Days earlier, Congress had authorized Bush “to use all necessary and appropriate force against those nations, organizations, or persons he determine[d] planned, authorized, committed, or aided the terrorist attacks that occurred on September 11, 2001 or harbored such organizations or persons.” By then, it was already evident, as Bush said in his address, that al-Qaeda was responsible for the attacks. But it was equally clear that he had no intention of conducting a limited campaign. “Our war on terror begins with al-Qaeda, but it does not end there,” he announced. “It will not end until every terrorist group of global reach has been found, stopped, and defeated.”
Congress had already assented to whatever the president saw fit to do. It had voted 420 to 1 in the House and 98 to 0 in the Senate to grant an Authorization for Use of Military Force (AUMF) that would give him (and presidents to come) essentially a free hand to make war around the world.
“I believe that it’s broad enough for the president to have the authority to do all that he needs to do to deal with this terrorist attack and threat,” Senate Minority Leader Trent Lott (R-MS) said at the time. “I also think that it is tight enough that the constitutional requirements and limitations are protected.” That AUMF would, however, quickly become a blank check for boundless war.

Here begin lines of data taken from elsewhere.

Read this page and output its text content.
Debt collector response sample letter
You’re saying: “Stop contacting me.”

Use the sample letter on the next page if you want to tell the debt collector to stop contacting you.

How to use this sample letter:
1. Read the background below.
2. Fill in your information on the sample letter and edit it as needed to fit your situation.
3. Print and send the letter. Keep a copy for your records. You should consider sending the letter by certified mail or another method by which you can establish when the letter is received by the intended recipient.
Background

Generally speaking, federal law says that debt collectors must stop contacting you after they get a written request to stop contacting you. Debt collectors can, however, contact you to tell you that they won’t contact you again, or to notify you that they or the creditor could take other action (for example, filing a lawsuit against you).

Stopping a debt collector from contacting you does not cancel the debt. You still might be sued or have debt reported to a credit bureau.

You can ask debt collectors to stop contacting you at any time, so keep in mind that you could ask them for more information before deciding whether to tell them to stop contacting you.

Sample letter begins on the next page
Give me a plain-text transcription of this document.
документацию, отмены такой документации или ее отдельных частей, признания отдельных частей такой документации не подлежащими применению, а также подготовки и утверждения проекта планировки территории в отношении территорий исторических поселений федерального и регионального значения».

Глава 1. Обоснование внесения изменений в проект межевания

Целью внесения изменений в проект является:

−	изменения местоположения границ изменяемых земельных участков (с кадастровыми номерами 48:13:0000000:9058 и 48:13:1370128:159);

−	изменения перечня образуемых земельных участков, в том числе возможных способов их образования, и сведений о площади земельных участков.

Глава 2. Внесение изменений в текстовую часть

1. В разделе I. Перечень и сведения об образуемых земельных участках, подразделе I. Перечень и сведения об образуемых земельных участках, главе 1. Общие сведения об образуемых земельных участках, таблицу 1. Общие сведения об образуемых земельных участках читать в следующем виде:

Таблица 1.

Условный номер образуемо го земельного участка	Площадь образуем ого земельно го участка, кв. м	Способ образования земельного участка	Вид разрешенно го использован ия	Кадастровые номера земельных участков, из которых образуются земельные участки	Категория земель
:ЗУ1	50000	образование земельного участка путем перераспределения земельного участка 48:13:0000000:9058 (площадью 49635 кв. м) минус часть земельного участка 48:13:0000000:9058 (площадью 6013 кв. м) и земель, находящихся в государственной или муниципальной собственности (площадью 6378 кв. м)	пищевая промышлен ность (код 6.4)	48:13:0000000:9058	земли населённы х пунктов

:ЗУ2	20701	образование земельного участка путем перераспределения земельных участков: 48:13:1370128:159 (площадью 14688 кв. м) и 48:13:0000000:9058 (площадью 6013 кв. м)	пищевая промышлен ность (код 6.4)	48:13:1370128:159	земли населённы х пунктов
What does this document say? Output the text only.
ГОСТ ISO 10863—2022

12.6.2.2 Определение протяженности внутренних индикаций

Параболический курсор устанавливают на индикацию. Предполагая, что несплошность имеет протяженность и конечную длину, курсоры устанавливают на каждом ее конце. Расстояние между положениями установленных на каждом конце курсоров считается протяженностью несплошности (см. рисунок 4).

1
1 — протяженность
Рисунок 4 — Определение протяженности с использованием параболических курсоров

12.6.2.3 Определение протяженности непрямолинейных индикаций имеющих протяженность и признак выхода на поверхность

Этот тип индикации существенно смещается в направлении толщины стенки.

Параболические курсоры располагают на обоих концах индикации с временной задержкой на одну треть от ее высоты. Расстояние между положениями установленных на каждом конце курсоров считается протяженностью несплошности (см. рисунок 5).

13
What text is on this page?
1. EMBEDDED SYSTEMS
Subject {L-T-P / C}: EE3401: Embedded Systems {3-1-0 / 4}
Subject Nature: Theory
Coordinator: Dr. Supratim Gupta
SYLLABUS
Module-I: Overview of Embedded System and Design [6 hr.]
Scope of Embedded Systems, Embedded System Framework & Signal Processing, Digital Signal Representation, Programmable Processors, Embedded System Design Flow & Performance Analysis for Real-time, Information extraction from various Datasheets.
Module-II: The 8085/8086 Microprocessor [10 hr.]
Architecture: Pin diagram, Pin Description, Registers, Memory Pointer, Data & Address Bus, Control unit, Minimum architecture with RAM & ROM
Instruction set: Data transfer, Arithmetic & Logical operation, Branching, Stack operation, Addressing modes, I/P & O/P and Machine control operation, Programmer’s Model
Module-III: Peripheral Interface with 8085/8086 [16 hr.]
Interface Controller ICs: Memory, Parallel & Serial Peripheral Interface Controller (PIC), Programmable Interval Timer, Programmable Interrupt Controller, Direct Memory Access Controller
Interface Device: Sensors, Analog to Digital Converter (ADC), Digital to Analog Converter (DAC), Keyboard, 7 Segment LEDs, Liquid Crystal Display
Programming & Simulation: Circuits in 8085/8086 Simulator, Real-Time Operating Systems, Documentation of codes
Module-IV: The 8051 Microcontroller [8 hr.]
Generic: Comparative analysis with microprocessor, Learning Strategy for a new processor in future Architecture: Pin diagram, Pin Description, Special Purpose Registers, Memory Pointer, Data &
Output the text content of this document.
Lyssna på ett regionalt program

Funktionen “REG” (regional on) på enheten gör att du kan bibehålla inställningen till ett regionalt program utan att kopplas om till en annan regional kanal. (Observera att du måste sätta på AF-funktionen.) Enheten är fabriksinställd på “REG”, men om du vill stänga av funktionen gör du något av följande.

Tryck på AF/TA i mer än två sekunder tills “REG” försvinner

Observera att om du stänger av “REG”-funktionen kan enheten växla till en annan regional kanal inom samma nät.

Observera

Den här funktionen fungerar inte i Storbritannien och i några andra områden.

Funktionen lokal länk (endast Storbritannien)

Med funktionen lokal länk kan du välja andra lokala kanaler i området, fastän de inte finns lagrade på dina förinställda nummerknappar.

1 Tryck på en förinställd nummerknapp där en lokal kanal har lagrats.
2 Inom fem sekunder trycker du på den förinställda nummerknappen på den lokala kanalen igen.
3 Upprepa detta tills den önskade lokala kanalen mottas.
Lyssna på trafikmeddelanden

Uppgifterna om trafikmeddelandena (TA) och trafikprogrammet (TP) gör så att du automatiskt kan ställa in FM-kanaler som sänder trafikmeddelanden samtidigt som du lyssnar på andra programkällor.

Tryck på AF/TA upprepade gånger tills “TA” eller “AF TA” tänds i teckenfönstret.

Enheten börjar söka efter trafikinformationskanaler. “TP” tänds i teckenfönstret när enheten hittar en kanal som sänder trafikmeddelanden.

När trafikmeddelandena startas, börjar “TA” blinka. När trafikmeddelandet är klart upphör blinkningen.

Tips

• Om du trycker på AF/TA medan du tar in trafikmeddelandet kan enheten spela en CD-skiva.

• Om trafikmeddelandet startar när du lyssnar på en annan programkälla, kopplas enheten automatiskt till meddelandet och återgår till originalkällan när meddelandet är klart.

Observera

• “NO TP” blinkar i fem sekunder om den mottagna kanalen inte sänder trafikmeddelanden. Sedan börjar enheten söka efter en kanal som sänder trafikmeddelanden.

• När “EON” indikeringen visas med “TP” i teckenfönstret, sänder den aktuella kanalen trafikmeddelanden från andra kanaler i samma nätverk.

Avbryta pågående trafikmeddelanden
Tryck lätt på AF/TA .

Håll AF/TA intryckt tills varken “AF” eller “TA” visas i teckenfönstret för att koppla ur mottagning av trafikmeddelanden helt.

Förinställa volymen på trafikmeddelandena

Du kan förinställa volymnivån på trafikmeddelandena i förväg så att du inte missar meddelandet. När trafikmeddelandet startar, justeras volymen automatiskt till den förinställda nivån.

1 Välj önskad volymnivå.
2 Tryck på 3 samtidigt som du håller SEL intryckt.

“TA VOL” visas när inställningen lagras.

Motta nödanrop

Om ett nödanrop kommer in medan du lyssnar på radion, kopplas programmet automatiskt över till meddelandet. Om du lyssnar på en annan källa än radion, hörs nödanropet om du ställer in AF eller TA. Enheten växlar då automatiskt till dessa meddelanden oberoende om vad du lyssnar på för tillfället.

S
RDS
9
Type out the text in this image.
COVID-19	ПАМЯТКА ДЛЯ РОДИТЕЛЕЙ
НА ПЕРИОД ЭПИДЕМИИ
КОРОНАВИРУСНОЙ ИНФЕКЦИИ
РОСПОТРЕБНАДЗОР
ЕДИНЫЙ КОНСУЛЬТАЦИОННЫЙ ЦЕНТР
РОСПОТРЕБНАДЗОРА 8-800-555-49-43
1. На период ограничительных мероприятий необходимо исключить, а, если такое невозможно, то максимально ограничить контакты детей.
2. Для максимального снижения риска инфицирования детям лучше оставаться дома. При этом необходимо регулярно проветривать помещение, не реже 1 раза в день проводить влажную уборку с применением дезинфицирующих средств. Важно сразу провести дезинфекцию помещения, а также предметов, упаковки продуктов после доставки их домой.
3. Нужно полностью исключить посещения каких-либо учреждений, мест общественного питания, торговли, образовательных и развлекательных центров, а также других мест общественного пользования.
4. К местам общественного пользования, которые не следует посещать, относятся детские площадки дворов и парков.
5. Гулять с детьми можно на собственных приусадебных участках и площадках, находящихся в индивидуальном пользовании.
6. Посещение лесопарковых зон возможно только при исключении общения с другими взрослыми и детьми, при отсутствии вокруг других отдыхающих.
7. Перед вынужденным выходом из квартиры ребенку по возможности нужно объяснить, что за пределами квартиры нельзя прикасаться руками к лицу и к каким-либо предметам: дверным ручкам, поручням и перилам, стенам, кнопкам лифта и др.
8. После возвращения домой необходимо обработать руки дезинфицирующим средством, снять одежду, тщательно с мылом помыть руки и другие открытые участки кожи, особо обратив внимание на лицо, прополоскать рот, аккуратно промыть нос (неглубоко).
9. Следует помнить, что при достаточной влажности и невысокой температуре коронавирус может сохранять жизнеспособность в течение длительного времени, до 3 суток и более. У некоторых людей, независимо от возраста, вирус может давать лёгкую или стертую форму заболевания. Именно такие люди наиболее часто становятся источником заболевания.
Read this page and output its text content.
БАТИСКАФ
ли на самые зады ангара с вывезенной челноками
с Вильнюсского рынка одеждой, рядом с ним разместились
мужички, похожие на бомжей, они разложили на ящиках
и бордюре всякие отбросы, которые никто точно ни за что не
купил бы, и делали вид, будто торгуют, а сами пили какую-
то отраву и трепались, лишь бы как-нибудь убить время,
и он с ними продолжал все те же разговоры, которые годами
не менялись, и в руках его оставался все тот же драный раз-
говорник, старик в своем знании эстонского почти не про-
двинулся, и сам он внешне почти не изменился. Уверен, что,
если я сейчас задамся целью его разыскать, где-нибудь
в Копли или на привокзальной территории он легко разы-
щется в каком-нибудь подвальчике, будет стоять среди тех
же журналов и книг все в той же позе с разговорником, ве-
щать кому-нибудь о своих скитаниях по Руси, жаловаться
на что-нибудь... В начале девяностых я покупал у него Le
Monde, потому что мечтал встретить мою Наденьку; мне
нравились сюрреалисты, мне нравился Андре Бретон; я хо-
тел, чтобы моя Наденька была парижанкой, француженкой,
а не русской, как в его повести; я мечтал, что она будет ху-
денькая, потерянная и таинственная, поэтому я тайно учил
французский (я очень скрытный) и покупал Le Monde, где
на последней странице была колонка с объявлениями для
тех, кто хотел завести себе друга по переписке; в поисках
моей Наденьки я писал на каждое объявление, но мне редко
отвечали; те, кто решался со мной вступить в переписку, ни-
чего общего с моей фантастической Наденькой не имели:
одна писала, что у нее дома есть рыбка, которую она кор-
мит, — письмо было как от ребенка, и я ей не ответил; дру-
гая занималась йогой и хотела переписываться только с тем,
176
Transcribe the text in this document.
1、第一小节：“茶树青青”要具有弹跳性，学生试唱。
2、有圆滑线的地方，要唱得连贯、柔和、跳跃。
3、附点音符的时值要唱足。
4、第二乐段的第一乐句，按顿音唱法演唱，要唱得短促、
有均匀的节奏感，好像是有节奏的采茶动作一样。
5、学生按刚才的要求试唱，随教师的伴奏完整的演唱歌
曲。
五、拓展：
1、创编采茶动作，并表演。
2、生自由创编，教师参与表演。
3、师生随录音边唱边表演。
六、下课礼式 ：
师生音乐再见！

In the two decades since, that 2001 Authorization for Use of Military Force has been formally invoked to justify counterterrorism (CT) operations — including ground combat, airstrikes, detention, and the support of partner militaries — in 22 countries, according to a new report by Stephanie Savell of Brown University’s Costs of War Project. During that same time, the number of terrorist groups threatening Americans and American interests has, according to the U.S. State Department, more than doubled.
Under that AUMF, U.S. troops have conducted missions across four continents. The countries in question include some of little surprise like Afghanistan, Iraq, and Syria, and a few unexpected nations like Georgia and Kosovo. “In many cases the executive branch inadequately described the full scope of U.S. actions,” writes Savell, noting the regular invocation of vague language, pretzeled logic, and weak explanations. “In other cases, the executive branch reported on ‘support for CT operations,’ but did not acknowledge that troops were or could be involved in hostilities with militants.”